Le Conseil d'Etat ajoute que "les conclusions concernant les autres ouvrages de la même collection ne sont en tout état de cause assorties d'aucun moyen ni d'aucune précision propres aux ouvrages concernés, et ne peuvent par suite qu'être également rejetées". 
Bien que sensiblement similaires à ceux retenus en juillet 2010, le Conseil d'Etat fournit des arguments bien plus développés. Toute nouvelle requête de l'association Promouvoir contre la diffusion d'ouvrages par le journal Le Monde dans sa collection "Les grand classiques de la littérature libertine", même directement dirigée contre un des livres en particulier, comme en l'espèce, semble d'ores-et-déjà vouée à l'échec...

Les oeuvres de Sade : une diffusion toujours sujette à controverse. Il convient de rappeler que les oeuvres de Sade ont fait l'objet de nombreuses condamnations sous l'empire de l'ancien Code pénal. D'ailleurs, la première décision à employer le terme "pornographique" serait un jugement du tribunal correctionnel de la Seine du 10 janvier 1957 à propos du livre de Sade Juliette ou la prospérité du vice, jugé comme outrageant les bonnes moeurs (T. corr. Seine, 10 janv. 1957, Dalloz 1957, p. 259). Depuis, l'évolution des mentalités, et le changement des lois elles-mêmes, ont élargi le champ du permis des représentations de la sexualité et permettent une plus large diffusion des oeuvres à caractère sexuel, sauf à être qualifiées de pornographiques et donc interdites de diffusion aux mineurs (C. pén., art. 227-24).  Depuis l'entrée en vigueur du nouveau Code pénal, aucune oeuvre de Sade n'a fait l'objet d'une condamnation sur le fondement de l'article 227-24 du Code pénal. Bien que les législations pénales et administratives soient indépendantes l'une de l'autre, elles peuvent parfois, comme ici, "s'accorder".

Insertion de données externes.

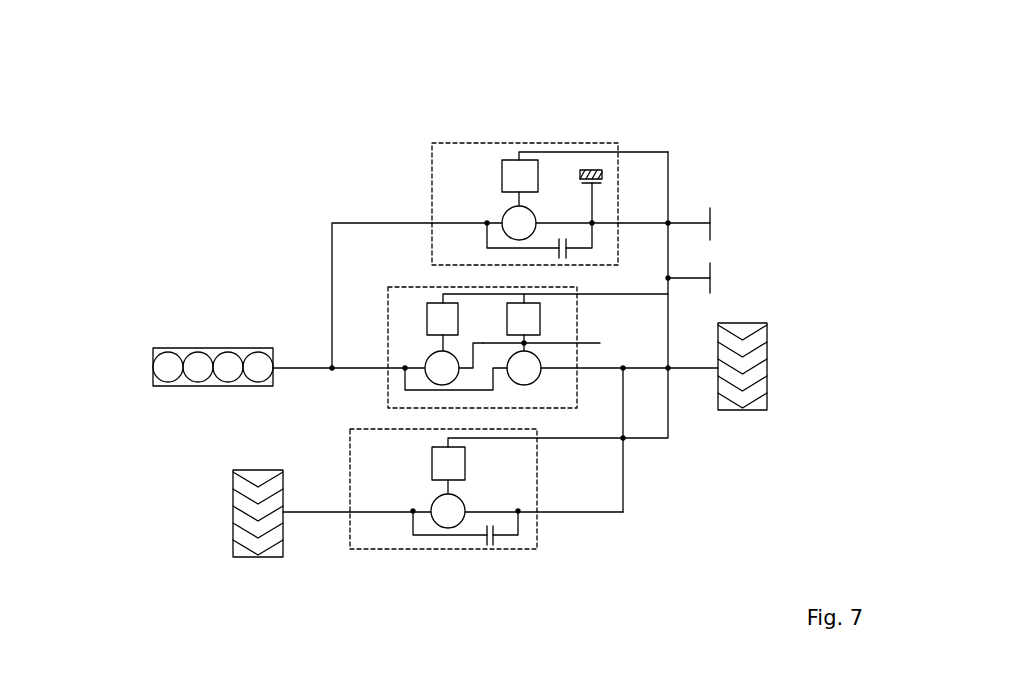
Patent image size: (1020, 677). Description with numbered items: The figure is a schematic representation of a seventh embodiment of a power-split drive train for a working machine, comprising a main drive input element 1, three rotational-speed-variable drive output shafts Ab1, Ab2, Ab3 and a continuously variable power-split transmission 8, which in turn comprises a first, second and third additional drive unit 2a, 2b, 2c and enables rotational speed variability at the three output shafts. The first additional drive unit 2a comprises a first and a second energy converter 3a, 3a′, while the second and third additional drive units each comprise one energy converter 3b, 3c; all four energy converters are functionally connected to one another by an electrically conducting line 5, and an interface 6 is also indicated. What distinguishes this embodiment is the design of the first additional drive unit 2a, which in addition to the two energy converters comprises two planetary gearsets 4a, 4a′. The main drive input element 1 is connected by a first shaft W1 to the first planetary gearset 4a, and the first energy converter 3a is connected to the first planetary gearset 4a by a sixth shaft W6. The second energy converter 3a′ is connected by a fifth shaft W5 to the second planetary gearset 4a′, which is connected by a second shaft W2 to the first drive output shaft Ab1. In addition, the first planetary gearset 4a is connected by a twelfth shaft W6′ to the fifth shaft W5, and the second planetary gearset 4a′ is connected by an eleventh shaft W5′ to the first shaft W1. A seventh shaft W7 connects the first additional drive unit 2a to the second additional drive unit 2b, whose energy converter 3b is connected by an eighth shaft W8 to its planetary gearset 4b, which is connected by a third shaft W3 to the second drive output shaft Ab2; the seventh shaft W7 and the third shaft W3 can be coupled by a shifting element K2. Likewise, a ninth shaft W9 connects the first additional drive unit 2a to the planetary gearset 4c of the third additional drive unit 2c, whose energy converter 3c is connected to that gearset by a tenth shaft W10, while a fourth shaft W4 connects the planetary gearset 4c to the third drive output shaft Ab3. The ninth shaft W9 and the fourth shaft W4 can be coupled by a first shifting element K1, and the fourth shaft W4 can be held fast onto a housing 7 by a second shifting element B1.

The main drive input element 1 is at (142, 347).
The first additional drive unit 2a is at (388, 298).
The second additional drive unit 2b is at (537, 523).
The third additional drive unit 2c is at (487, 266).
The first energy converter of the first additional drive unit 3a is at (427, 320).
The second energy converter of the first additional drive unit 3a′ is at (541, 322).
The energy converter of the second additional drive unit 3b is at (423, 467).
The energy converter of the third additional drive unit 3c is at (513, 166).
The first planetary gearset of the first additional drive unit 4a is at (447, 375).
The second planetary gearset of the first additional drive unit 4a′ is at (535, 382).
The planetary gearset of the second additional drive unit 4b is at (447, 520).
The planetary gearset of the third additional drive unit 4c is at (508, 216).
The electrically conducting line 5 is at (621, 146).
The interface 6 is at (672, 278).
The housing 7 is at (588, 168).
The continuously variable power-split transmission 8 is at (756, 154).
The second shifting element of the third additional drive unit B1 is at (578, 183).
The first shifting element of the third additional drive unit K1 is at (605, 292).
The shifting element of the second additional drive unit K2 is at (489, 553).
The first shaft W1 is at (367, 368).
The second shaft W2 is at (590, 367).
The third shaft W3 is at (358, 490).
The fourth shaft W4 is at (641, 223).
The fifth shaft W5 is at (600, 343).
The eleventh shaft W5′ is at (456, 387).
The sixth shaft W6 is at (430, 347).
The twelfth shaft W6′ is at (483, 345).
The seventh shaft W7 is at (627, 478).
The eighth shaft W8 is at (437, 498).
The ninth shaft W9 is at (330, 288).
The tenth shaft W10 is at (506, 212).
The first drive output shaft Ab1 is at (692, 370).
The second drive output shaft Ab2 is at (317, 512).
The third drive output shaft Ab3 is at (685, 223).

Toutefois, une partie de la société s'offusque toujours de la diffusion des  oeuvres de Sade, pourtant a priori légalement autorisées. Les requêtes de l'association Promouvoir n'en sont pas les seuls manifestes. Ainsi, le jour précédent la décision du Conseil d'Etat, le Conseil supérieur de l'Audiovisuel (haute autorité de la communication audiovisuelle) a mis en garde France Culture à la suite de la diffusion le 23 juin 2011 à 10h de l'émission "Les nouveaux chemins de la connaissance" au cours de laquelle a été lu un extrait de l'ouvrage Les 120 journées de Sodome de Sade, en raison de, dixit le CSA, "son registre particulièrement violent".  


 Même si tous ne semblent pas agréer facilement "son salut", rappelons que les oeuvres de Sade ont désormais intégré les ouvrages prestigieux de La Pléiade.